6

Our production server (2012, VM + SAN) has 32 GB of RAM, the database size is ~80GB. The application uses TempDB heavily - disk is hit ~100 MBps both reads & writes. Seeing tons of SQL compilations/sec .. 95% of all batch requests are compilations.

Ideally would like to increase the RAM to 64GB or 128GB, but need to 'prove' to team that it's required.

Buffer Cache Hit Ratio (BCHR) is 99.9%, but Page Life Expectancy (PLE) is only ~400.
What's the explanation for this ?
I though PLE & BCHR had a linear relationship (i.e. they increase or decrease together)

On other VMs with larger databases and lot more RAM, both BCHR & PLE are high.

Current wait stats and perf counters enter image description here enter image description here

d-_-b
  • 1,184
  • 1
  • 12
  • 25

2 Answers2

9

BCHR can be very misleading due to read-ahead:

The Database Engine supports a performance optimization mechanism called read-ahead. Read-ahead anticipates the data and index pages needed to fulfill a query execution plan and brings the pages into the buffer cache before they are actually used by the query. This allows computation and I/O to overlap, taking full advantage of both the CPU and the disk.[link]

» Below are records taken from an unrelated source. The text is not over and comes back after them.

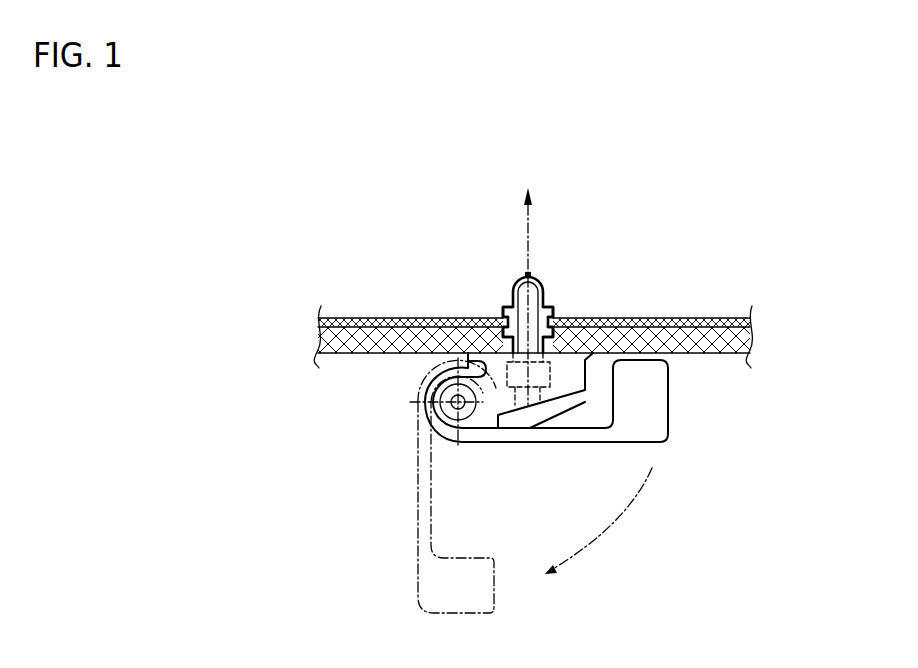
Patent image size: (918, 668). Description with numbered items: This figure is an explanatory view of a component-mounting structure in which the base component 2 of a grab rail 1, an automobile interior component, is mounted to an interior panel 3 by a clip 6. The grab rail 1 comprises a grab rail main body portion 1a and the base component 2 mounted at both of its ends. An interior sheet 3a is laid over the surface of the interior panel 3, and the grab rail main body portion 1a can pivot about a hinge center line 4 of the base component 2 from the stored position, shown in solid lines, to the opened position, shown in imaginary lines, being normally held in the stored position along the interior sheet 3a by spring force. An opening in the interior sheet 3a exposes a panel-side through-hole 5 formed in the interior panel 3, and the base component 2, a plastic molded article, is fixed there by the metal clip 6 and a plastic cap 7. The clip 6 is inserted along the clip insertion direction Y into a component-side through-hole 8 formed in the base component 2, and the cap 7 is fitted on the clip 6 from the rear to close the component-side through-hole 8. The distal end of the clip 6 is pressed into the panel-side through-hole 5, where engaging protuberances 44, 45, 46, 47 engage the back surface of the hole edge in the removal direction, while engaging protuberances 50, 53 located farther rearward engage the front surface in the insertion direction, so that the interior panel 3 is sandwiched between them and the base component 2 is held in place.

The grab rail 1 is at (613, 483).
The grab rail main body portion 1a is at (664, 449).
The base component 2 is at (597, 434).
The interior panel 3 is at (573, 302).
The interior sheet 3a is at (752, 334).
The hinge center line 4 is at (465, 411).
The panel-side through-hole 5 is at (539, 315).
The clip 6 is at (542, 289).
The cap 7 is at (519, 430).
The component-side through-hole 8 is at (540, 382).
The engaging protuberance 44 is at (446, 295).
The engaging protuberance 45 is at (503, 309).
The engaging protuberance 46 is at (608, 294).
The engaging protuberance 47 is at (553, 309).
The engaging protuberance 50 is at (503, 331).
The engaging protuberance 53 is at (553, 331).
The clip insertion direction Y is at (530, 235).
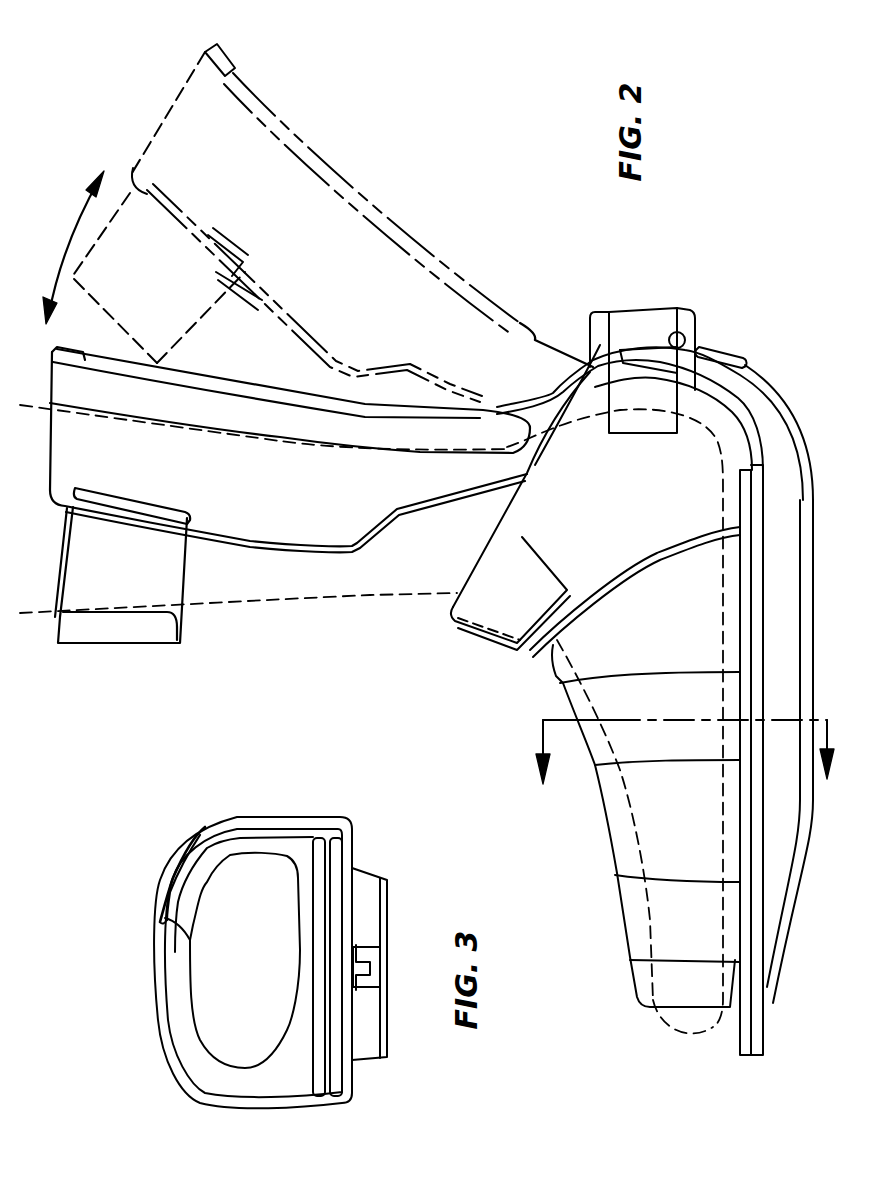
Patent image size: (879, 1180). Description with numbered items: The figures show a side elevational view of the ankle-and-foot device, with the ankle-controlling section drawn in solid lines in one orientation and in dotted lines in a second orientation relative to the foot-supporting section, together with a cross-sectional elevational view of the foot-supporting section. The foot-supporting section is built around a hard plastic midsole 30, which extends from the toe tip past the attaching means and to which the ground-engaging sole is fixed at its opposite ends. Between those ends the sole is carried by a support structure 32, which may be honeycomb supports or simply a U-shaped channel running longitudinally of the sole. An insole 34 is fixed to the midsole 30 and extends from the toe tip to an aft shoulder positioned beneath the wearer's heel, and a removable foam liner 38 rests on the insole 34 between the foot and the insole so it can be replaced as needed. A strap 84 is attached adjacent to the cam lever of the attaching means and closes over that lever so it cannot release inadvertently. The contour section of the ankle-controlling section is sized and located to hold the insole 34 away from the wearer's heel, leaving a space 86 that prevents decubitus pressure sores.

In FIG. 2, the midsole 30 is at (763, 1043).
In FIG. 2, the insole 34 is at (740, 1042).
In FIG. 2, the strap 84 is at (627, 312).
In FIG. 2, the space 86 is at (683, 400).
In FIG. 3, the foam liner 38 is at (307, 1043).
In FIG. 3, the support structure 32 is at (373, 987).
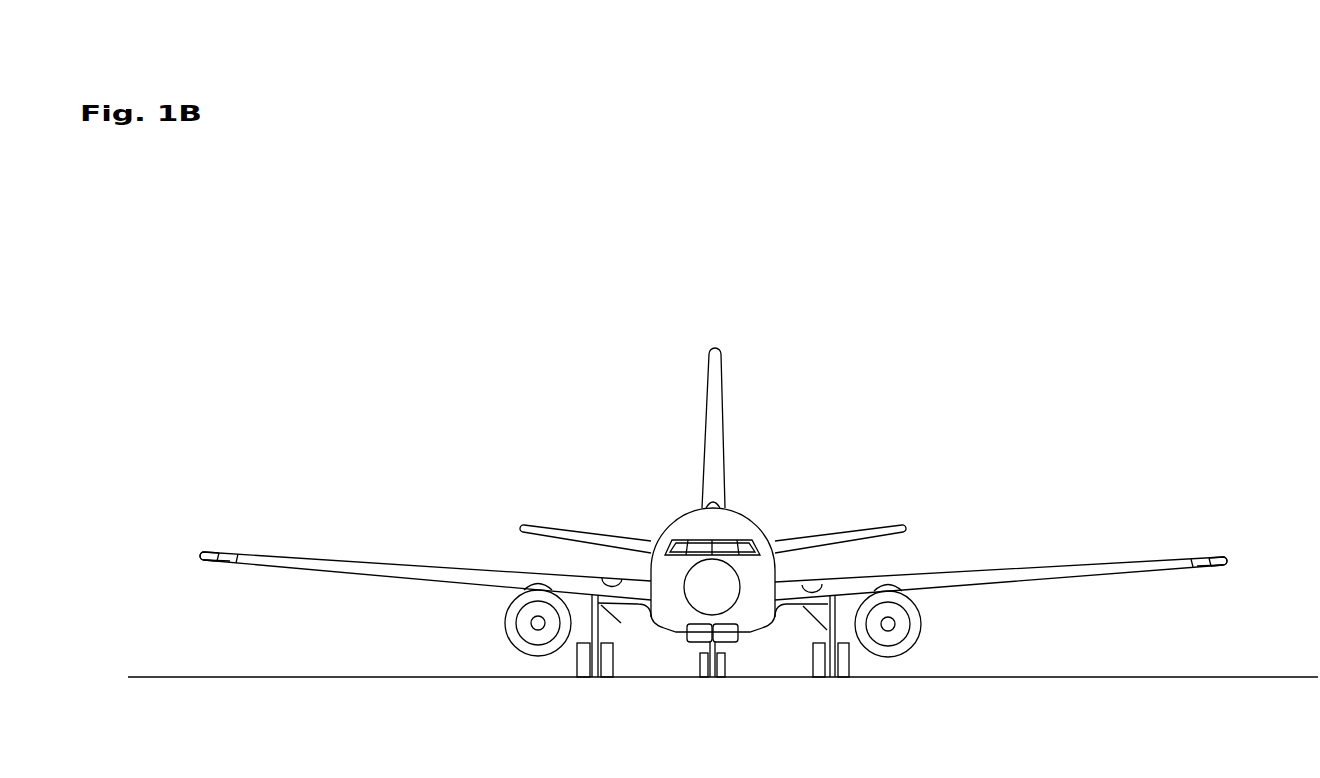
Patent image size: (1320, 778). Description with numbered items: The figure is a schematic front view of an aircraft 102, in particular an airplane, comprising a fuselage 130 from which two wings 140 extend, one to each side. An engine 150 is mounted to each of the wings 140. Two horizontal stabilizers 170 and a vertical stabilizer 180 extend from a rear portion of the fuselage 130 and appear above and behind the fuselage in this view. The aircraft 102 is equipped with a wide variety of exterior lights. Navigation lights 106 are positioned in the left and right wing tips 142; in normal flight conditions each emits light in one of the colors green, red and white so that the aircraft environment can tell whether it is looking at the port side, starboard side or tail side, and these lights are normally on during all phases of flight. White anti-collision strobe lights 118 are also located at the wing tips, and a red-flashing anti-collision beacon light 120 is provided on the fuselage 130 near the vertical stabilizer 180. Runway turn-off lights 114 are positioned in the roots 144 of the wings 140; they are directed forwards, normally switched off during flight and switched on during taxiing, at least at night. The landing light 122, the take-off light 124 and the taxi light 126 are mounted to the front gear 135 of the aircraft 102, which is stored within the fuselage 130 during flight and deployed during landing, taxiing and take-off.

You are very likely seeing the impact of read-ahead filling the buffer cache pre-emptively, which distorts the BCHR counter. Excellent and very in-depth article from Jonathan Kehayias titled Great SQL Server Debates: Buffer Cache Hit Ratio covers this.

Mark Storey-Smith
  • 31,860
  • 9
  • 90
  • 125
2

PLE just tells you how long the oldest page has been stored in memory before being evicted due to memory pressure. It could be that you have a high frequency of little queries that hit cache and perhaps a large one that flushes out the cache and requires them to recache. Without having additional data this looks like an environment that perhaps is split between heavy tables (reporting?) and OLTP. Or something where you just have a lot of little queries but for some reason the cache is just being pushed out hard and fast.

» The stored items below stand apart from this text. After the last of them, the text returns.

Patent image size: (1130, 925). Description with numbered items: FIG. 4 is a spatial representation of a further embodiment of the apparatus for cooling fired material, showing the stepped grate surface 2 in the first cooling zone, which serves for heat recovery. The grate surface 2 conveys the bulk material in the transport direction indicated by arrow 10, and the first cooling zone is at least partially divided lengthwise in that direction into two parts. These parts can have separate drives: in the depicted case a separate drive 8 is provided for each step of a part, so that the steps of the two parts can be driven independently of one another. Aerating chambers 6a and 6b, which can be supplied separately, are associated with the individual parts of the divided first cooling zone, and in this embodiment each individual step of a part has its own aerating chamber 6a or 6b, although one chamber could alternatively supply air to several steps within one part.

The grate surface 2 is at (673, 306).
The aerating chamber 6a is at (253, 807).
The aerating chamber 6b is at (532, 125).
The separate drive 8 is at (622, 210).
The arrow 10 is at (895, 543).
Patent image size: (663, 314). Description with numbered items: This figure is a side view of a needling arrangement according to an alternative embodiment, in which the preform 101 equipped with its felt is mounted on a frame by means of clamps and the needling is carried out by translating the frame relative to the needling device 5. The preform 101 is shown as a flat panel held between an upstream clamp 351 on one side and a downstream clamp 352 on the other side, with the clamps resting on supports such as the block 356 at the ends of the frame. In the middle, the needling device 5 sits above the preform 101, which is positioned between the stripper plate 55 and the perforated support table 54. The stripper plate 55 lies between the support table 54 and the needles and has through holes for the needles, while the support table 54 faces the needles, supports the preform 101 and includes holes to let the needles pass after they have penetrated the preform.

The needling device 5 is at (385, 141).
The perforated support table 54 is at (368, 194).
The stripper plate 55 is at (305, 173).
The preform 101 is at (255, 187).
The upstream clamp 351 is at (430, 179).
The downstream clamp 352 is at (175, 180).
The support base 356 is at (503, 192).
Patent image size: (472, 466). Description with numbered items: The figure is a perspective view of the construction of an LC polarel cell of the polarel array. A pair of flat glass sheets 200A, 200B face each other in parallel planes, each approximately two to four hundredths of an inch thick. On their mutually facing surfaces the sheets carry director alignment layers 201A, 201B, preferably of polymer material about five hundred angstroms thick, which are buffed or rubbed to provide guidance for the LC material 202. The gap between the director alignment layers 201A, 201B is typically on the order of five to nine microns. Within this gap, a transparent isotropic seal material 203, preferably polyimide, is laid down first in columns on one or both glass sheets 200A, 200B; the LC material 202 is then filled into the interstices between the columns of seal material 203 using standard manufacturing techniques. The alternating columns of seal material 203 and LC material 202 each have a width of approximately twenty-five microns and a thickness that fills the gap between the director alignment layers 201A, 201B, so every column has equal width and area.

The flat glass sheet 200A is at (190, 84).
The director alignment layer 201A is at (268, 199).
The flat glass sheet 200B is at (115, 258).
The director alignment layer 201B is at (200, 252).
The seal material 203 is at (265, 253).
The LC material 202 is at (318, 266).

You mention it's virtual, if it's VMWare, do you have the balloon driver enabled? If so it can cause this issue. Is SQL Server using all the memory allocated? I'm not sure if you can do this in your environment but you can test further with 'lock pages in memory' but not advised if this is a heavily used prod box without additional testing.

Ali Razeghi - AWS
  • 7,566
  • 1
  • 26
  • 38